De hartspier en gladde spieren worden door het zenuwstelsel aangestuurd. Hier heeft het paard zelf dan ook geen bewuste controle over. De skeletspieren daarentegen kunnen wel willekeurig en dus bewust worden aangestuurd. De pezen kunnen worden gezien als een kluwen van vezels die samengebundeld de dikte van een vinger hebben. Pezen liggen zowel dieper in het lichaam als meer aan de oppervlakte. Bij specifieke bewegingen – zoals een rengalop – komt er een enorme trekbelasting op de pezen te staan. Soms gaat die trekbelasting wel om maar liefst een aantal tonnen. Het gevaar bij pezen zit hem in de blessures. Wanneer een pees verrekt is of zelfs ingescheurd raakt, duurt het enorm lang voordat deze geneest.
Zonder de banden die de gewrichten aan de botten bevestigen, is er geen stabiliteit. Die banden zijn dan ook essentieel voor sterke en soepel bewegende gewrichten. Daarom zijn de banden over het algemeen ook bij de gewrichten in het skelet van het paard te vinden. Ze zijn enorm belangrijk voor een stabiele beweging en daarom is het bijzonder naar als een paard een bandenletsel krijgt. Het zal flink veel tijd in beslag nemen om het bandenletsel goed te laten herstellen en daarbij de stabiliteit in het bijbehorende gewricht weer terug te krijgen.
Beweging van de ledematen
De ledematen van een paard zijn op zo’n manier ontwikkeld dat het bewegingsbereik zich voornamelijk richt op voor-en achterwaarts bewegen. Zijwaartse bewegingen lukken wel, maar een stuk beperkter dan de voor- en achterwaartse beweging. De ledematen van een paard zijn zo gebouwd dat een paard zelfs staand kan slapen zonder om te vallen.

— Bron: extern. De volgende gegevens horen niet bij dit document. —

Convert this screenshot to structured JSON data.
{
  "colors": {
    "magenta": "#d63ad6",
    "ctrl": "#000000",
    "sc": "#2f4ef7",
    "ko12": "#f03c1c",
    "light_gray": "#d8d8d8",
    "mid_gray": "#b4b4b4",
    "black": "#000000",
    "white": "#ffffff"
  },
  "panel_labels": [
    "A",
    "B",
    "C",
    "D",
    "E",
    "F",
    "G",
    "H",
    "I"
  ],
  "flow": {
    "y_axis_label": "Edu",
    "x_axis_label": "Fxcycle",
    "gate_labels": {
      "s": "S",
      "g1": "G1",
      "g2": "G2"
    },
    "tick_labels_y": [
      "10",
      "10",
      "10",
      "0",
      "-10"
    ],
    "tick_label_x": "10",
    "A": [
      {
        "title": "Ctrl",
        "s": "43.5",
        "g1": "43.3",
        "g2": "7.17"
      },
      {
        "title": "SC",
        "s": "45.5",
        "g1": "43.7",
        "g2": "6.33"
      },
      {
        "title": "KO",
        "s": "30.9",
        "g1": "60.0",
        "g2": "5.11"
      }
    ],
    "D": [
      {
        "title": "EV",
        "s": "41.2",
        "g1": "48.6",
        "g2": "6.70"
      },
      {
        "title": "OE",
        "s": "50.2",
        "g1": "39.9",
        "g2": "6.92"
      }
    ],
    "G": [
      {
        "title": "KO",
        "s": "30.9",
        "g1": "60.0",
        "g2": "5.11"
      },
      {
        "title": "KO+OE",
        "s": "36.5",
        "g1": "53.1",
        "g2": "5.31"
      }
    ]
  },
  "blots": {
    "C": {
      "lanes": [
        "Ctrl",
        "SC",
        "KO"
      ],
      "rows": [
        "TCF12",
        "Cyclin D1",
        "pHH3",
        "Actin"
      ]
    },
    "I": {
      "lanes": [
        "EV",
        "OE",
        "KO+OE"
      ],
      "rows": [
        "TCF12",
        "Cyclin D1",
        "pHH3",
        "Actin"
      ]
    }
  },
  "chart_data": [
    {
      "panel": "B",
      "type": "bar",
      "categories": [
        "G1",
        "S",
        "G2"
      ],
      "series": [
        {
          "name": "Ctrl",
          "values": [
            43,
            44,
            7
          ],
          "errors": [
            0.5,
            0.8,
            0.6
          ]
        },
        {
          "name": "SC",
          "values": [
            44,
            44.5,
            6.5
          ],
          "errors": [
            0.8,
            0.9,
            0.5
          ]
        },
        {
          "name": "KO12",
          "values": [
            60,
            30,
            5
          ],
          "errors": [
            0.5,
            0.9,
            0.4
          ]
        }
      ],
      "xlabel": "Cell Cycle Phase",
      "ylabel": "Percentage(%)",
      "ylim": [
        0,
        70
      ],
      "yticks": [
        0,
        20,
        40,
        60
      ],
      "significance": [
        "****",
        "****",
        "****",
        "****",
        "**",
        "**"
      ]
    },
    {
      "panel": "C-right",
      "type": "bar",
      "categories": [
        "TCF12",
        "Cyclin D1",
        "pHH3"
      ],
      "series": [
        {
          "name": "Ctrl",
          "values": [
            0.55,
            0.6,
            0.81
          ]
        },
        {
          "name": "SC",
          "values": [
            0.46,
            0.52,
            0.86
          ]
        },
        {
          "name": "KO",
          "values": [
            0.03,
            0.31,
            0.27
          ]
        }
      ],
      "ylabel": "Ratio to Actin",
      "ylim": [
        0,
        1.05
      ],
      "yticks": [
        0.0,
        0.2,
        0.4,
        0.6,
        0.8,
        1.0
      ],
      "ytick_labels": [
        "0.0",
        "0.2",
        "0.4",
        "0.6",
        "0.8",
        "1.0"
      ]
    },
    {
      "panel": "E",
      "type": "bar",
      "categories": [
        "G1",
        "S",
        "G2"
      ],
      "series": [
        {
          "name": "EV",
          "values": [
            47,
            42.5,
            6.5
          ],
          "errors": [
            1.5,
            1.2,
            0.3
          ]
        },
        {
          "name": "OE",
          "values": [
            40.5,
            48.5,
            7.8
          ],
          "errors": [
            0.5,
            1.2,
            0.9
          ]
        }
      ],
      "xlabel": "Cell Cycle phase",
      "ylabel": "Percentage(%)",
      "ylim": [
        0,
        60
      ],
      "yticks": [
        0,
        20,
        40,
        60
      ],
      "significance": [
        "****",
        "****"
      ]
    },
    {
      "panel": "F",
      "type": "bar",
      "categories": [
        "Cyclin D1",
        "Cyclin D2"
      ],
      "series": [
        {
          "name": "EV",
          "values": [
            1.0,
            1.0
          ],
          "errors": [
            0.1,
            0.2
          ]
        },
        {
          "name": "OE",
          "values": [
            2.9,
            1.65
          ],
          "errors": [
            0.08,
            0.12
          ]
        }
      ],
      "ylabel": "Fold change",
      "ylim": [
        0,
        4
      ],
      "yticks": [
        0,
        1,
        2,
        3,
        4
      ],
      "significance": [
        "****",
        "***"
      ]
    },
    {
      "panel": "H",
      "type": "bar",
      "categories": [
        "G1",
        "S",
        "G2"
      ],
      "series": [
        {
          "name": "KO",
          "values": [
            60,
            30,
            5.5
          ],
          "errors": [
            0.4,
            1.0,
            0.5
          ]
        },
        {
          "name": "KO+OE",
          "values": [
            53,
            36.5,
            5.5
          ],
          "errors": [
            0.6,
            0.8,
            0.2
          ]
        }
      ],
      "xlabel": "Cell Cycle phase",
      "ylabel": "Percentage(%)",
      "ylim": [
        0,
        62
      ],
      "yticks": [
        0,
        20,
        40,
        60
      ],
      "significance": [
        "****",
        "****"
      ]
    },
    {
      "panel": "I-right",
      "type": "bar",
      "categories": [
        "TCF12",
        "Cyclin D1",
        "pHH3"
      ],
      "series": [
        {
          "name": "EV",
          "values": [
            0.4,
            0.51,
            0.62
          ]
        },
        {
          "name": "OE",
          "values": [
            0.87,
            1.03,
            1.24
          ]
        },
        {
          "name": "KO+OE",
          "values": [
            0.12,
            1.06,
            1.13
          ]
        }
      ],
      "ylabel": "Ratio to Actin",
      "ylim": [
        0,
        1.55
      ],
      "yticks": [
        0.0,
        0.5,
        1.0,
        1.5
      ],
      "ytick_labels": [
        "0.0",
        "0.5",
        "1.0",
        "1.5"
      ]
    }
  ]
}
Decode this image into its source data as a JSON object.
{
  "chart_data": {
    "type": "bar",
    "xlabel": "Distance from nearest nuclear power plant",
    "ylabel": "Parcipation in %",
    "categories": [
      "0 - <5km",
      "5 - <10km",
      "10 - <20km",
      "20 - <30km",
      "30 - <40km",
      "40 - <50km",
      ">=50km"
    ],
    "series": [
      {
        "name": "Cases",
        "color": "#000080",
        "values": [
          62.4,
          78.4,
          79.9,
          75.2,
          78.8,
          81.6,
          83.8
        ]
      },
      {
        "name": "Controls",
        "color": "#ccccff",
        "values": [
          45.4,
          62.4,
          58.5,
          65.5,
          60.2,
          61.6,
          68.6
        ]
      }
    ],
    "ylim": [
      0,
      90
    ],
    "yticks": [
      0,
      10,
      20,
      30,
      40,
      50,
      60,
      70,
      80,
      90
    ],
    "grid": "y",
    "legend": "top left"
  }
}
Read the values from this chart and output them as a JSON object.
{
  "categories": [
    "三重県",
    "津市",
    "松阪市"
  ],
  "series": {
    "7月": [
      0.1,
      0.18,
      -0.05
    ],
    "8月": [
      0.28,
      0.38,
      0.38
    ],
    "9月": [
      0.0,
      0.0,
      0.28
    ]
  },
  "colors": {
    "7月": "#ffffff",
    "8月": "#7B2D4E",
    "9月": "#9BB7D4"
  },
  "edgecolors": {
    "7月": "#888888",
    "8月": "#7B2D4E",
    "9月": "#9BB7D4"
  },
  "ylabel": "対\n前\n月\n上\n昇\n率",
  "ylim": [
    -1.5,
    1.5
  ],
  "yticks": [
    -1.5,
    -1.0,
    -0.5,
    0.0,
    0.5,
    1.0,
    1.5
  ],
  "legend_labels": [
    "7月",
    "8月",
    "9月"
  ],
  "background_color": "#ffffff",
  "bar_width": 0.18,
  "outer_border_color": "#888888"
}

Wat zorgt er nu voor dat het ene paard sneller is dan de andere?
Zoals eerder vermeld is de bouw van ieder paard vrijwel gelijk. Maar hoe kan het dan dat het ene paard veel meer bedreven is in de paardensport dan de ander. En vooral, hoe kan het dan het ene paard veel sneller is dan de ander?
Bij een paard wordt vrijwel alles bepaald door de genen. Het is slechts tien procent van de potentie van het paard dat met bijvoorbeeld de juiste training te beïnvloeden is – opvallend weinig dus. Hoe lichter de onderbenen van het paard, hoe meer snelheid er verkregen wordt. Er is immers veel minder gewicht dat iedere keer verplaatst moet worden. Slanke benen geven al een positief beeld van de potentie van een paard op gebied van snelheid. Ook type 2 spiervezels zijn van belang bij het al dan niet snel zijn van een paard. De type 2 spiervezels worden ook wel snelle spiervezels genoemd. Grote paarden met lange benen hebben veel meer moeite met het snel naar voren bewegen van hun benen om daarmee zich voor te bereiden op de nieuwe galopsprong. Wat verder nog kenmerkend is, is de ademhaling. Een paard ademt in als de hoeven van de voorbenen naar voren steken en ademt uit als alle benen samenkomen. Als het paard korte passen neemt, wordt er minder diep ingeademd omdat daar gewoonweg minder tijd voor is. Grote passen betekent dieper inademen en dus krijgt het paard meer zuurstof, dat gelijk staat aan een groter uithoudingsvermogen.
De training en management kan dan wel slecht tien procent zijn van het vermogen van een paard snel te zijn, het is wel een enorm belangrijk aandeel. Zonder goede warming-up, gedegen training en goed voer komt het paard nergens. Daarnaast is de juiste jockey ook essentieel voor het al dan niet hebben van een snel paard. Geef het paard ook voldoende rust tussen zware trainingen, zodat de spieren voldoende kunnen herstellen.